Commission de la Justice du 20 janvier 2010
Question au ministre de la Justice sur "le fonctionnement interne du Conseil consultatif des armes" (n° 18329)
04.01 André Frédéric (PS): Monsieur le ministre, le
Conseil consultatif des armes est l'instance mandatée pour discuter et régler les
différents problèmes rencontrés dans l'application de la loi sur les armes. Ce
Conseil compte 22 membres, parmi lesquels des représentants de vos services,
des chasseurs, des gouverneurs, des fédérations de tir, des associations de
fédérations de fabricants
d'armes, des collectionneurs, etc.
À plusieurs reprises, des informations me sont parvenues concernant des problèmes quant au fonctionnement interne du Conseil consultatif des armes. En effet, selon certaines sources, il ne fonctionnerait pas toujours de manière démocratique. Par exemple, il apparaîtrait que les membres ne votent pas, sauf exception, sur les avis qu'ils donnent. De plus, il semblerait qu'ils n'aient pas connaissance de la teneur des avis qu'ils sont censés rendre. Formellement, cette manière de procéder semble, à première vue, respecter le prescrit de l'article 6 de l'arrêté royal de 2007 selon lequel l'avis est adopté par consensus ou les différentes opinions exprimées constituent l'avis.
Toutefois, il me semble que - par souci de bonne gouvernance et de transparence - les membres du Conseil devraient à tout le moins être informés des avis qu'ils rendent.
Des échos me reviennent aussi quant au manque de dynamisme du Conseil, qui se réunit peu, voire très peu.
Tout d'abord, confirmez-vous certains problèmes dans le fonctionnement démocratique du Conseil? Si oui, comptez-vous prendre des mesures à ce sujet? Ne pensez-vous pas qu'il serait judicieux que les avis rendus soient connus des membres du Conseil et qu'il serait opportun de soumettre ces avis au vote des membres du Conseil?
Enfin, monsieur le ministre, quant au manque de dynamisme du Conseil, comptez-vous prendre des initiatives afin de le rendre plus actif ? Si oui, lesquelles?
Stefaan De Clerck, ministre: Madame la présidente, monsieur Frédéric,
si certains membres du Conseil consultatif des armes trouvent que son
fonctionnement est non démocratique, c'est qu'ils ne
comprennent pas la notion même de conseil consultatif. Il ne s'agit pas d'un
organe décisionnel et, s'il n'y a pas de consensus, les opinions de chacun
constituent l'avis. En outre, la composition du Conseil, qui n'est pas
paritaire et qui comporte une large majorité de différents groupes d'intérêt,
ne se prête pas à des votes. Il n'appartient pas aux groupes de pression de se
mettre à la place du pouvoir exécutif et de rédiger les règles du jeu.
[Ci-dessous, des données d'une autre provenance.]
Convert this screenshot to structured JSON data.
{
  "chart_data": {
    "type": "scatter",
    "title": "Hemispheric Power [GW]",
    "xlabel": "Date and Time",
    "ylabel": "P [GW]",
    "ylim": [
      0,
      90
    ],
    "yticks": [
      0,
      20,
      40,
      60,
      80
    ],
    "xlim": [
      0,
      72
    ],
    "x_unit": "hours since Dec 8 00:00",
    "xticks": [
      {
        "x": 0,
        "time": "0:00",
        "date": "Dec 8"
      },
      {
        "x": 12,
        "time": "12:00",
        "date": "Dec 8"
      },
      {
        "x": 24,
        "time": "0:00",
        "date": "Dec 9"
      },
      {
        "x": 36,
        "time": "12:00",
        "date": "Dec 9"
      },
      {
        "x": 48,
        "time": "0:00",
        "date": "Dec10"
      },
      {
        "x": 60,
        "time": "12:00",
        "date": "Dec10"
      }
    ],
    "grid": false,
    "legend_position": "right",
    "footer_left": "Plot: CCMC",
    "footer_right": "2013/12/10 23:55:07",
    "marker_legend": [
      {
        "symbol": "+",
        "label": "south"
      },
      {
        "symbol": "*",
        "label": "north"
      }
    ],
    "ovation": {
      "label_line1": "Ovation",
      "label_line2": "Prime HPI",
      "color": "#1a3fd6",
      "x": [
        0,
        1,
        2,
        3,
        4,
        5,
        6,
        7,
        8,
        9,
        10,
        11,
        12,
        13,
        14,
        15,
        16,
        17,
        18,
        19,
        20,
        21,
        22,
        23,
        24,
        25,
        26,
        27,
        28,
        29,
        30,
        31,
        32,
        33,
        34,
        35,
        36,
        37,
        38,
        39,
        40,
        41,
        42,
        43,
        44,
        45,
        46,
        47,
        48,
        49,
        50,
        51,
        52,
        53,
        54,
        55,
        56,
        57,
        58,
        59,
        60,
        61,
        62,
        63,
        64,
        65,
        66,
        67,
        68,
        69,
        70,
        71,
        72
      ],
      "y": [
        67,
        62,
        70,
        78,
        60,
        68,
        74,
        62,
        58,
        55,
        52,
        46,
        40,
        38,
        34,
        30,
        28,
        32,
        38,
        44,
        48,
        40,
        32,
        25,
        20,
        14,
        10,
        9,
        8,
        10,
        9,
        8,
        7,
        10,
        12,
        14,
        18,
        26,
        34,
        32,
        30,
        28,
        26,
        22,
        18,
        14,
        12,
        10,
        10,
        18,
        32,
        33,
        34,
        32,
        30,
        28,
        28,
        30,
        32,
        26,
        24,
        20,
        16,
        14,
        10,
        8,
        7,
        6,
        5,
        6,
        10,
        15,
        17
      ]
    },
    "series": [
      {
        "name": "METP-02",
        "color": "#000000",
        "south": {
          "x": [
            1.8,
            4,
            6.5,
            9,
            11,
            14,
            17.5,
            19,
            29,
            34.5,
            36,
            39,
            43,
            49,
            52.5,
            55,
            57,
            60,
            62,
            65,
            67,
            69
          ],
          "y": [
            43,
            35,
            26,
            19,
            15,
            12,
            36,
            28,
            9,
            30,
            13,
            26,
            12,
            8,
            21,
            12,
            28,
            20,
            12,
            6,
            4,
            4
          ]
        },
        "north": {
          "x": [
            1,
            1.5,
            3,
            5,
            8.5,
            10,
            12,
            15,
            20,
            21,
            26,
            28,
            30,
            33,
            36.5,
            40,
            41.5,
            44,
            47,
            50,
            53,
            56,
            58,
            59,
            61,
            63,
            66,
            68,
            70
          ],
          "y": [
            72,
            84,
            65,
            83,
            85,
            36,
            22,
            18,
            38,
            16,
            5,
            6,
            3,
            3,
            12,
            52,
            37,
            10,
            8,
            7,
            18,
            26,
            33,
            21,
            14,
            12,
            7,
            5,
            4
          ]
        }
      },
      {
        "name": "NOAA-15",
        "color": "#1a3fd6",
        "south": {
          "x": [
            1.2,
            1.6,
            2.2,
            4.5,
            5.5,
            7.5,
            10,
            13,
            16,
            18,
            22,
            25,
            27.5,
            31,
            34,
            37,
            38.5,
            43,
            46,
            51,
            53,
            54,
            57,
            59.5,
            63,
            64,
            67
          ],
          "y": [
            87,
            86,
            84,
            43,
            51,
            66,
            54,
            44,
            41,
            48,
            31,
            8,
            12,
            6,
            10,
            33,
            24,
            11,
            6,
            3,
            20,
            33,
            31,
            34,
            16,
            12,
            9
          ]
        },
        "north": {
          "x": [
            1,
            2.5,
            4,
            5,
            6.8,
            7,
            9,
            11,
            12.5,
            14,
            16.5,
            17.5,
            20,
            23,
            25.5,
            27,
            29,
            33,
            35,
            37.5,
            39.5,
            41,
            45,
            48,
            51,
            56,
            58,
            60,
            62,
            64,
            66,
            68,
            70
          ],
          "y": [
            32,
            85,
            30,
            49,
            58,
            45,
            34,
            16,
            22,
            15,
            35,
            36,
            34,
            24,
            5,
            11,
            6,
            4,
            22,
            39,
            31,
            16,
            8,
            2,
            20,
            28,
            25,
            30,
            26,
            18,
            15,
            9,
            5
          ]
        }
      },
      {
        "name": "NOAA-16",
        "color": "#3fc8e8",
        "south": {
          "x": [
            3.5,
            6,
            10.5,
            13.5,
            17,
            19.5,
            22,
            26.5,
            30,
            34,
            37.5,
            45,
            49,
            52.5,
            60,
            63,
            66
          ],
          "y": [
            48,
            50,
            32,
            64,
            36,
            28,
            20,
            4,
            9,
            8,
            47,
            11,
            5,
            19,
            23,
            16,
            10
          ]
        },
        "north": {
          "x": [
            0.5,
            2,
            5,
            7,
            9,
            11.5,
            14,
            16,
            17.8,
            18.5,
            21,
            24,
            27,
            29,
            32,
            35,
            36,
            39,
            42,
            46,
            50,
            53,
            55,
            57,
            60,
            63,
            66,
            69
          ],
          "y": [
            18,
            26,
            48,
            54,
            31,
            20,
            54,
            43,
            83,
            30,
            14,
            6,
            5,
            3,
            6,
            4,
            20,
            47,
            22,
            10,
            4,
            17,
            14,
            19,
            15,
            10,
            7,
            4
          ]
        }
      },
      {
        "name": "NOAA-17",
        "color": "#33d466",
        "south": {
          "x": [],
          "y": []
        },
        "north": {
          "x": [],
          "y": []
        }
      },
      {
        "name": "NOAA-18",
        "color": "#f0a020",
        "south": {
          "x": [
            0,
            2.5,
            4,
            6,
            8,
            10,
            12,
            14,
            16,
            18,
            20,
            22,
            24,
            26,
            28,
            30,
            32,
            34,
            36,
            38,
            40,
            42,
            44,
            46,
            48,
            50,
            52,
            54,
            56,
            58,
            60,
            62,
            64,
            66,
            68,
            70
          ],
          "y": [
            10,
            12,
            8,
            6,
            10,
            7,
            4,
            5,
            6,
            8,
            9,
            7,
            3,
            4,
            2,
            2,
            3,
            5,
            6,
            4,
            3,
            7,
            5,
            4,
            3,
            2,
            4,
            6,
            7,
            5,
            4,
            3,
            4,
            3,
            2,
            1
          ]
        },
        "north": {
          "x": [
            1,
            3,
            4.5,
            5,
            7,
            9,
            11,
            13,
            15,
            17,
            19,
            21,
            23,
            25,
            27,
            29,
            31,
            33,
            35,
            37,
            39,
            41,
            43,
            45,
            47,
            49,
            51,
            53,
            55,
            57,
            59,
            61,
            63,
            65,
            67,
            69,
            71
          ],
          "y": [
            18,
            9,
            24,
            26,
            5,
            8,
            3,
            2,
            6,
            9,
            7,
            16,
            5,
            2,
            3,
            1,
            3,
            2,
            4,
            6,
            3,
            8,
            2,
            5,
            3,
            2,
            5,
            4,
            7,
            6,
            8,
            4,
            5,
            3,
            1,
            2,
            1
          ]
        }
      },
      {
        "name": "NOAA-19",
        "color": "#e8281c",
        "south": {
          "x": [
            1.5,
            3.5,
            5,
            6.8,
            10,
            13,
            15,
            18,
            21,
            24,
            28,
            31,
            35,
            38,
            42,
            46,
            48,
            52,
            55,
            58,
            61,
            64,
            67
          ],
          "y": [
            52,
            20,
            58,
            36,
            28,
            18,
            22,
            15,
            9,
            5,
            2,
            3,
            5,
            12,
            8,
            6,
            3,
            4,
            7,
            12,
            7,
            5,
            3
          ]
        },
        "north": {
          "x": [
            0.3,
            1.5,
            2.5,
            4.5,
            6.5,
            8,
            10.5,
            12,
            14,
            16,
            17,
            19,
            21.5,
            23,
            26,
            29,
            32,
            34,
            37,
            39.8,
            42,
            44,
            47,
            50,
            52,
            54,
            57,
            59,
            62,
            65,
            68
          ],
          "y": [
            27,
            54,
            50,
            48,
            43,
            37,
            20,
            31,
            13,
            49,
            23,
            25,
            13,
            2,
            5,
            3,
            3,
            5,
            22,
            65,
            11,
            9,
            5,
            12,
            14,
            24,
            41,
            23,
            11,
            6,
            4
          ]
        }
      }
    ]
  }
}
Ils sont
là pour partager leur expertise technique et les avis ne sont pas impératifs.
La loi sur les armes précise que le Conseil doit me donner des avis sur la plupart des arrêtés d'exécution à prendre. Je devrais également demander l'avis du Conseil si je souhaitais prendre l'initiative de modifier la loi, mais cela n'entre pas dans mes intentions. Nous en avons suffisamment débattu ces dernières années. Les services sur le terrain ont surtout besoin de stabilité.
Ceci dit, certaines explications doivent probablement encore être données car j'entends qu'il y a des commentaires, des questions et interprétations. Il se peut que je doive encore intervenir sur ce point et préparer une circulaire pour clarifier l'interprétation et l'applicabilité de l'arrêté ou des décisions, même si j'ai déjà répondu à quelques questions en octobre.
À chaque fois qu'un arrêté d'exécution a dû être pris pour lequel la loi prescrit l'avis du Conseil, il s'est réuni et tous les membres ont pu s'exprimer. Le compte rendu de la réunion leur a ensuite été envoyé afin qu'ils puissent émettre des remarques. C'est ce compte rendu corrigé qui sert d'avis. Les membres connaissent donc bien l'avis que je reçois du Conseil. Le nombre de réunions du Conseil est limité pour la bonne et simple raison qu'il ne doit se réunir que lorsqu'il y a un projet d'arrêté d'exécution à discuter. La coïncidence veut qu'une réunion se soit tenue le 14 janvier 2010. La dernière réunion est très récente.